It is equally ironic and hypocritical that the "Hindus" who champion this censorship also propound that "Hinduism" is a robust and muscular tradition that can win any battle against imagined enemies (historical or contemporary, real or otherwise) yet they must nonetheless censor anything or anybody that threatens their delusion.

But if one actually examines texts that are held to be "Hindu" one finds that "Hinduism" is much more resilient and tolerant than the behavior of the censors would lead one to believe. In fact there is a "Hindu" tradition that embraces texts that conflict with its fundamental doctrine. The Mādhva school of Vedānta, founded in the 13th century by Madhvācārya, thus considers mohaśāstras (confusing texts), which conflicted with Mādhva doctrine, to be canonical and an integral component of its system. In his Mahābhāratatātparyanirṇaya, a commentary on the Mahābhārata, Madhvācārya, states:

The śāstras [texts] whose meaning is confusing are made by the servants of Hari [i.e. Viṣṇu]. Because these [śāstras] have been described as unacceptable [they] guide the asuras(demons) to hell. As these texts are composed by Śiva etc. by the order of Viṣṇu...[1]

In a subsequent passage Madhvācārya again states that Viṣṇu is responsible for these texts:

I [Viṣṇu] emit this confusion that will confuse people. You, Oh Rudra, Oh Strong Armed One, cause the confused śāstra to be composed. Show those false [śāstra], Oh Powerful One. Make [your] Self renowned and conceal me." This is stated in the words of the Vārāha Purāṇa and similarly in the Brahmāṇḍa Purāṇa.[2]

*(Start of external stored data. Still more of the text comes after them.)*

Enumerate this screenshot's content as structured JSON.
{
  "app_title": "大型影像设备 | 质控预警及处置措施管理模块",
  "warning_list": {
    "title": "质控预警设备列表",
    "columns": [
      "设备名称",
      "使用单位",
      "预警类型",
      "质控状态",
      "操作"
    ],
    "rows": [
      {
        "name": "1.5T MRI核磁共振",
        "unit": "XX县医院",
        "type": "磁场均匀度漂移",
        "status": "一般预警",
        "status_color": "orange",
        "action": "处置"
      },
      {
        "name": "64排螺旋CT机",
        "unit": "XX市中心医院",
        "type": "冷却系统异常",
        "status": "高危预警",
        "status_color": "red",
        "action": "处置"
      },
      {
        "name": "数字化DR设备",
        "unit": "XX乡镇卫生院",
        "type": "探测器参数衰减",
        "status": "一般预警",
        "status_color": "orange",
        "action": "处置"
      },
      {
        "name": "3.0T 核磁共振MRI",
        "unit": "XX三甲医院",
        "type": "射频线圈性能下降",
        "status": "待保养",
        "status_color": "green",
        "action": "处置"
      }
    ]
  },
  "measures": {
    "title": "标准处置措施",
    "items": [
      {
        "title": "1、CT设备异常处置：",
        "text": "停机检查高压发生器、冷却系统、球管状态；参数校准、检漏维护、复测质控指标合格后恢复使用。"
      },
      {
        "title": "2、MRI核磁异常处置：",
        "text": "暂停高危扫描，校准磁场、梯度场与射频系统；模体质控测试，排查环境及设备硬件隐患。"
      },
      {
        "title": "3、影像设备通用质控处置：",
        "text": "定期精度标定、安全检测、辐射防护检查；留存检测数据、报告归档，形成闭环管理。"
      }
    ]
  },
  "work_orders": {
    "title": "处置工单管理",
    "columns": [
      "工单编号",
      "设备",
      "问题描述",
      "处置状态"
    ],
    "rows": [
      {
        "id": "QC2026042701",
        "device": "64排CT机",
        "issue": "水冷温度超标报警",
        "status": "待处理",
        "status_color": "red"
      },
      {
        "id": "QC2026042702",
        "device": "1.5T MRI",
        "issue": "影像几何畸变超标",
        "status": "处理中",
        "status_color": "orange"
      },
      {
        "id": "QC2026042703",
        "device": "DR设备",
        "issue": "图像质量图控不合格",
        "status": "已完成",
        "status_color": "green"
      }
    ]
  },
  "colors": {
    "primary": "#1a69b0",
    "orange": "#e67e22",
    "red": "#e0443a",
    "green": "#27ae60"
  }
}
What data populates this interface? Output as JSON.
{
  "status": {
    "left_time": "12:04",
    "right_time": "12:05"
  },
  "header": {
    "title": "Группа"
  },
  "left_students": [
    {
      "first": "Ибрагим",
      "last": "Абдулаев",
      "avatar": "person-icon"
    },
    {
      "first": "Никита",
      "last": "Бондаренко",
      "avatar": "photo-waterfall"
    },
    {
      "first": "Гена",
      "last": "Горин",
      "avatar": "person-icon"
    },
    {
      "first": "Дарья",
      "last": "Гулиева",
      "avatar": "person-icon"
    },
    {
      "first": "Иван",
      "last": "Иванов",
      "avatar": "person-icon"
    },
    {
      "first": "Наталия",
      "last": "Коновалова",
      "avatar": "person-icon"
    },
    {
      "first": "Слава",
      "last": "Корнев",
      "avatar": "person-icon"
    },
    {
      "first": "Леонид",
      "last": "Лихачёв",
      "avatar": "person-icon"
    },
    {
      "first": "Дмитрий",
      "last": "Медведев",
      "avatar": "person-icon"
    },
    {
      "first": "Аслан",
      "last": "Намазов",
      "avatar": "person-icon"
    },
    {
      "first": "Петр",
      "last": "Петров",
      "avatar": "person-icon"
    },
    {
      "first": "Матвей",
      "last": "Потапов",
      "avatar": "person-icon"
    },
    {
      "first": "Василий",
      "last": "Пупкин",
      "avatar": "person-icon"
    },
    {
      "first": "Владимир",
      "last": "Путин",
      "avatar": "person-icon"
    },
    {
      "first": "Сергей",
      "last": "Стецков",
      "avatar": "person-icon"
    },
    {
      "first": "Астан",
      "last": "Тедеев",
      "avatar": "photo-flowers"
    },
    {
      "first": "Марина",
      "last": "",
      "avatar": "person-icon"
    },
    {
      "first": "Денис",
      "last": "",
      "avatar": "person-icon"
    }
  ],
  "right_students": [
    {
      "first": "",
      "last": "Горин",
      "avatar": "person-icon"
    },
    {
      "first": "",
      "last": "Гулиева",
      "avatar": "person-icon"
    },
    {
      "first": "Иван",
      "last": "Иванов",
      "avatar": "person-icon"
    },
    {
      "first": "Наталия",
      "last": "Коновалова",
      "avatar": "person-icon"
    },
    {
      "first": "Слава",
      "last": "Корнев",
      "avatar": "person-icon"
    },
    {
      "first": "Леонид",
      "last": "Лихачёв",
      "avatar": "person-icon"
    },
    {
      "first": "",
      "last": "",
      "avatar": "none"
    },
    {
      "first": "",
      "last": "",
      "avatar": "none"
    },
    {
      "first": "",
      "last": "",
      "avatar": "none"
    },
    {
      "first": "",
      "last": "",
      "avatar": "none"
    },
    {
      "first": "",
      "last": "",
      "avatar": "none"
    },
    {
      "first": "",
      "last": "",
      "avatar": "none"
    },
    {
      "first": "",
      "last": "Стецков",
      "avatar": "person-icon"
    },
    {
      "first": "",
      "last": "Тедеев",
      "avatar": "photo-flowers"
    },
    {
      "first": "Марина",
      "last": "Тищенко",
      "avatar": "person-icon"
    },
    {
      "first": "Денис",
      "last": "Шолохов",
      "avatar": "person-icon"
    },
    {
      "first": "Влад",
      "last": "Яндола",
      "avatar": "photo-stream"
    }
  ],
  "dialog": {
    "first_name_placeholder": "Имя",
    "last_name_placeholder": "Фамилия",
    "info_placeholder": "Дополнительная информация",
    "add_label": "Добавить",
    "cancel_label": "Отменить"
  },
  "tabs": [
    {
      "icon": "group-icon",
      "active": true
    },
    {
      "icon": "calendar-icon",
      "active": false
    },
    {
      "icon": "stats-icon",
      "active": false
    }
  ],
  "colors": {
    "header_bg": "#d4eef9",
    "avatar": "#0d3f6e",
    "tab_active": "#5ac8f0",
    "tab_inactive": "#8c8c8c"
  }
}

Madhvācārya thus includes texts that conflict with his doctrine as vital components of his system. They are texts that serve a purpose for those who are easily deluded and who are not destined for mokṣa (release from the cycle of birth and rebirth). They also place any text that conflicts with Mādhva theology within the Mādhva narrative, thereby explaining away their danger. The texts, then, when contextualized, are thus neither prohibited nor harmful. If a person were to read them and were to be convinced by them then it would prove that the person is destined to hell and will not achieve mokṣa.
From this it would follow that texts like Ramanujan's essay exist by the grace of God (i.e. Viṣṇu). Such texts, moreover, delude those who are meant to be deluded. For that matter Ramanujan's existence itself is at the pleasure of Viṣṇu himself.

I do not, by the way, find Ramanujan's essay to be offensive.

Ramanujan is one among many whose work has been targeted by those who claim to speak for and defend "Hinduism." He is not the first whose work has been censored by publishers under the threat of violence and by reason of the claim that it hurt the sentiments of the Hindu community. If, however, one takes Madhvācārya to be representative of a particular kind of Hinduism then works such as his that are deemed offensive ought to be tolerated and accepted as mohaśāstras, and therefore canonical and certainly not censored. If readers found this blog to be offensive, for example, then it ought to be classified and embraced as a mohaśāstra!

To censor, then, would not be Hindu at all.

[1] mohārthāny anyaśāstrāṇi kṛtāny evājñayāhareḥ |
atasteṣūktam agrāhyam asurāṇāṃ tamogataḥ ||
yasmāt kṛtāni tānīha viṣṇunoktyaḥ śivādibhiḥ |
eṣāṃ yan na virodhi syāt tatroktaṃ tan na vāryate|| Mahābhāratatātparyanirṇaya (hereafter MBhTN), 1.34.

[2] eṣa mohaṃ sṛjāmyāśu yo janān mohyiṣyati |
tvaṃ ca rudra mahābāho mohaśāstrāṇi kāraya ||
atathyāṇi vitathyāṇi darśayasva mahābhuja |
prakāśaṃ kuru cātmānam aprakaśaṃ ca mām kuru ||
iti vārāhavacanaṃ brahmāṇḍoktaṃ tathāparam | MBhTN, 1.48-50.